Monday, November 10, 2008

Digital Photography

This morning my friend Jessica and I wandered around the Education building (it was a rainy 7:30 a.m. morning so we didn't venture outside) looking for geometric shapes to capture with a Nikon digital camera we checked out from the department. We were on a scavenger hunt I'm sure elementary school students would love, and when we had all our photos, we came back to download on iPhoto and play with our pix on Comic Life. We had to jump right into the software with little instruction, using trial and error to get our files to fit in the boxes of the comic strip templates. We had three pictures of four shapes: a smoke alarm, a ceiling fire extinguisher, and a door lock, for example. There are speech bubbles we inserted to each shape and a text box to provide the geometric shape definitions.
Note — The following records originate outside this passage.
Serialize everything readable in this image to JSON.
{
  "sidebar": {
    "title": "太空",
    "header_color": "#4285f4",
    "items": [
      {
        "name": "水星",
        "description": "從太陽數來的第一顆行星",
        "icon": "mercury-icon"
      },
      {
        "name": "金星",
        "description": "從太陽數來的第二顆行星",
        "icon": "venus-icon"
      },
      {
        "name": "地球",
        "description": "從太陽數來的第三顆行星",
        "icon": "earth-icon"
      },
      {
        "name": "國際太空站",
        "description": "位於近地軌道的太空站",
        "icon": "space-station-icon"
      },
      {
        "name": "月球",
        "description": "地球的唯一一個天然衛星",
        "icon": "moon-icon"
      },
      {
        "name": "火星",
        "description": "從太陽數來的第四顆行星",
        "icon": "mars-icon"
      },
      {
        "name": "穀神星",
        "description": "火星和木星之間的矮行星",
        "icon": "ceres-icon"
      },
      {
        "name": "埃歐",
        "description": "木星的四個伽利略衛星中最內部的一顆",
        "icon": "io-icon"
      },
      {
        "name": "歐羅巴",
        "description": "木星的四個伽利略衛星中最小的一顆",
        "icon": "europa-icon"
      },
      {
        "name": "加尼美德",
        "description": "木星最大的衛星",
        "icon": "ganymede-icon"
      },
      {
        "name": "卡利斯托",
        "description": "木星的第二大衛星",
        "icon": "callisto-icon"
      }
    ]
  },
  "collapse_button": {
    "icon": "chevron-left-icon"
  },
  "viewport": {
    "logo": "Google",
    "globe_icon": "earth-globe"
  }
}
I remember the American West Heritage Center fieldtrip our life skills/special ed. class took a few years ago. We took a digital camera along and snapped pictures of the kids with the pygmy goats, riding the hay wagon, and entering the indian teepee. Back in class the next month each student selected favorite digital photos from the day, narrated his/her favorite memories, and created a digital scrapbook. A major highlight was the picture of me and the duckling that had just pooped in my hand; the kids all loved my surprised/disgusted face. It trumped all the other farm animal pictures of that day but something about which each child had MUCH to say (with just as much laughter!). We worked for hours on these CDs and the students received a copy to take home for the summer. Parents said that these programs were more popular than any cartoon. That project was just one of many that featured digital photographs in and out of the classroom, and I am sure that my digital camera will be a primary feature in my future classroom. Pictures taken by my students as well as myself could be inserted in class newsletters and blog, bulletin boards, and lesson enrichment activities (as this geometry project was).
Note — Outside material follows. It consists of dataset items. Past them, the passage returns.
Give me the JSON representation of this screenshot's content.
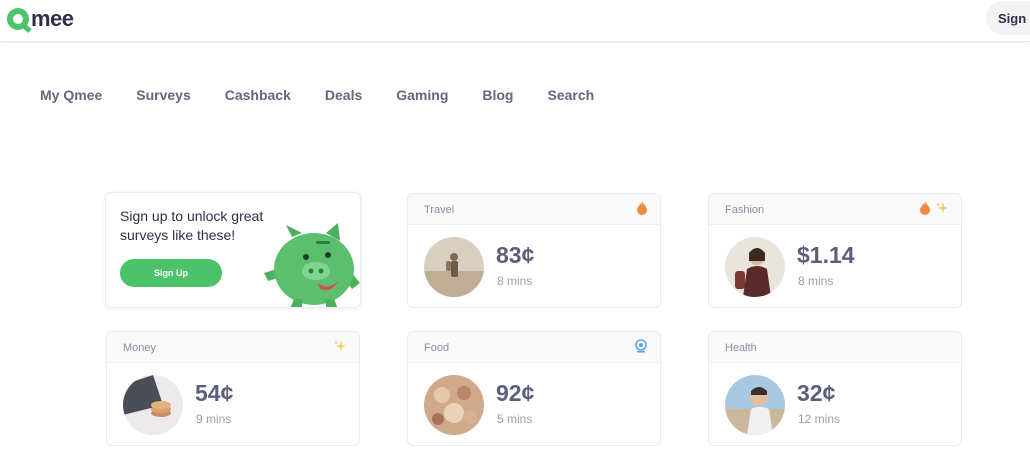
{
  "header": {
    "logo_text": "mee",
    "signup_label": "Sign up"
  },
  "nav": {
    "items": [
      "My Qmee",
      "Surveys",
      "Cashback",
      "Deals",
      "Gaming",
      "Blog",
      "Search"
    ]
  },
  "promo": {
    "text": "Sign up to unlock great surveys like these!",
    "button_label": "Sign Up"
  },
  "cards": [
    {
      "category": "Travel",
      "price": "83¢",
      "duration": "8 mins",
      "badges": [
        "fire-icon"
      ]
    },
    {
      "category": "Fashion",
      "price": "$1.14",
      "duration": "8 mins",
      "badges": [
        "fire-icon",
        "sparkle-icon"
      ]
    },
    {
      "category": "Money",
      "price": "54¢",
      "duration": "9 mins",
      "badges": [
        "sparkle-icon"
      ]
    },
    {
      "category": "Food",
      "price": "92¢",
      "duration": "5 mins",
      "badges": [
        "webcam-icon"
      ]
    },
    {
      "category": "Health",
      "price": "32¢",
      "duration": "12 mins",
      "badges": []
    }
  ],
  "colors": {
    "brand_green": "#4cc36b",
    "text_dark": "#2f2f4a",
    "text_muted": "#5b5f7a",
    "fire": "#f08a3c",
    "sparkle": "#f5c94a",
    "webcam": "#5aa9e6"
  }
}
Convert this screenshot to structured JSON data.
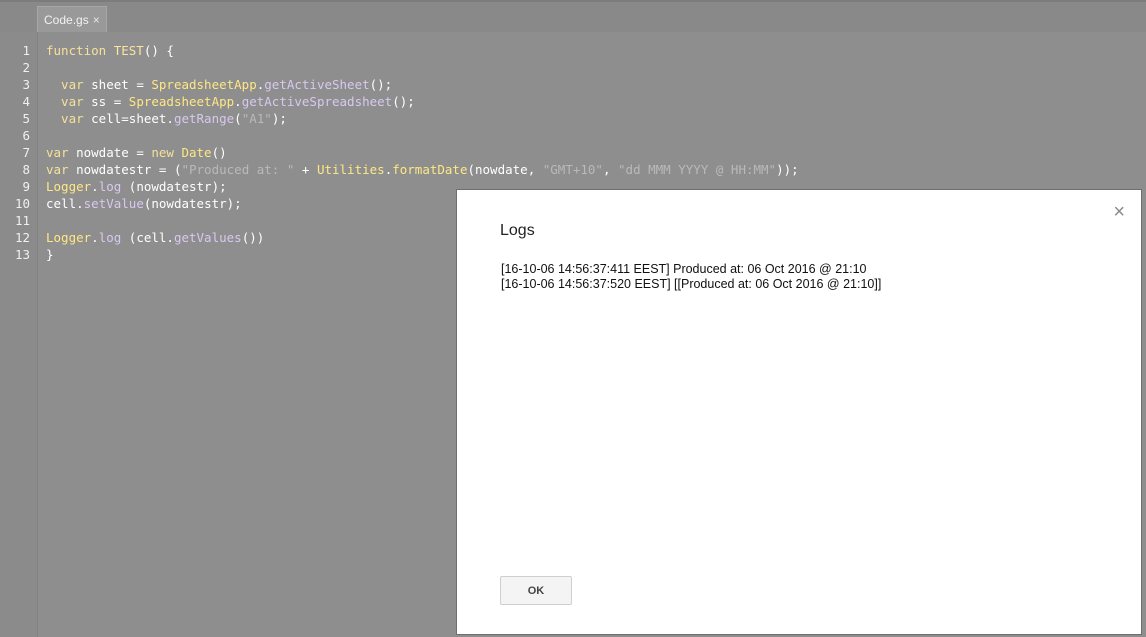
{
  "tabs": [
    {
      "label": "Code.gs",
      "close_glyph": "×"
    }
  ],
  "editor": {
    "lines": [
      {
        "no": "1",
        "tokens": [
          [
            "kw",
            "function "
          ],
          [
            "fn",
            "TEST"
          ],
          [
            "p",
            "() {"
          ]
        ]
      },
      {
        "no": "2",
        "tokens": []
      },
      {
        "no": "3",
        "tokens": [
          [
            "kw",
            "  var "
          ],
          [
            "v",
            "sheet"
          ],
          [
            "p",
            " = "
          ],
          [
            "cls",
            "SpreadsheetApp"
          ],
          [
            "p",
            "."
          ],
          [
            "m",
            "getActiveSheet"
          ],
          [
            "p",
            "();"
          ]
        ]
      },
      {
        "no": "4",
        "tokens": [
          [
            "kw",
            "  var "
          ],
          [
            "v",
            "ss"
          ],
          [
            "p",
            " = "
          ],
          [
            "cls",
            "SpreadsheetApp"
          ],
          [
            "p",
            "."
          ],
          [
            "m",
            "getActiveSpreadsheet"
          ],
          [
            "p",
            "();"
          ]
        ]
      },
      {
        "no": "5",
        "tokens": [
          [
            "kw",
            "  var "
          ],
          [
            "v",
            "cell"
          ],
          [
            "p",
            "=sheet."
          ],
          [
            "m",
            "getRange"
          ],
          [
            "p",
            "("
          ],
          [
            "s",
            "\"A1\""
          ],
          [
            "p",
            ");"
          ]
        ]
      },
      {
        "no": "6",
        "tokens": []
      },
      {
        "no": "7",
        "tokens": [
          [
            "kw",
            "var "
          ],
          [
            "v",
            "nowdate"
          ],
          [
            "p",
            " = "
          ],
          [
            "kw",
            "new "
          ],
          [
            "cls",
            "Date"
          ],
          [
            "p",
            "()"
          ]
        ]
      },
      {
        "no": "8",
        "tokens": [
          [
            "kw",
            "var "
          ],
          [
            "v",
            "nowdatestr"
          ],
          [
            "p",
            " = ("
          ],
          [
            "s",
            "\"Produced at: \""
          ],
          [
            "p",
            " + "
          ],
          [
            "cls",
            "Utilities"
          ],
          [
            "p",
            "."
          ],
          [
            "cls",
            "formatDate"
          ],
          [
            "p",
            "(nowdate, "
          ],
          [
            "s",
            "\"GMT+10\""
          ],
          [
            "p",
            ", "
          ],
          [
            "s",
            "\"dd MMM YYYY @ HH:MM\""
          ],
          [
            "p",
            "));"
          ]
        ]
      },
      {
        "no": "9",
        "tokens": [
          [
            "cls",
            "Logger"
          ],
          [
            "p",
            "."
          ],
          [
            "m",
            "log"
          ],
          [
            "p",
            " (nowdatestr);"
          ]
        ]
      },
      {
        "no": "10",
        "tokens": [
          [
            "p",
            "cell."
          ],
          [
            "m",
            "setValue"
          ],
          [
            "p",
            "(nowdatestr);"
          ]
        ]
      },
      {
        "no": "11",
        "tokens": []
      },
      {
        "no": "12",
        "tokens": [
          [
            "cls",
            "Logger"
          ],
          [
            "p",
            "."
          ],
          [
            "m",
            "log"
          ],
          [
            "p",
            " (cell."
          ],
          [
            "m",
            "getValues"
          ],
          [
            "p",
            "())"
          ]
        ]
      },
      {
        "no": "13",
        "tokens": [
          [
            "p",
            "}"
          ]
        ]
      }
    ]
  },
  "dialog": {
    "title": "Logs",
    "close_glyph": "×",
    "log_lines": [
      "[16-10-06 14:56:37:411 EEST] Produced at: 06 Oct 2016 @ 21:10",
      "[16-10-06 14:56:37:520 EEST] [[Produced at: 06 Oct 2016 @ 21:10]]"
    ],
    "ok_label": "OK"
  },
  "colors": {
    "overlay_gray": "#8e8e8e",
    "dialog_bg": "#ffffff",
    "button_bg": "#f4f4f4"
  }
}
One of my "beefs" with using technology in the classroom is the time wasted when the technology tools experience glitches. It seems that often the computer connections are down, as it was in our class today, or as in my practicum classroom, the network connection is so slow the kids are bored before the exciting interactive site loads. Just as Jessica and I were ready to snap the first shot, the camera "shouted" that the memory card was full and the batteries were dead. So we spent our time going back to the classroom to get a new set of batteries and deleting existing photos on the camera. Using digital cameras in the classroom demands that these problems be avoided so the students will taste success rather than frustration. Again, technology can enhance the classroom experience if I challenge myself to be proficient and excited about it.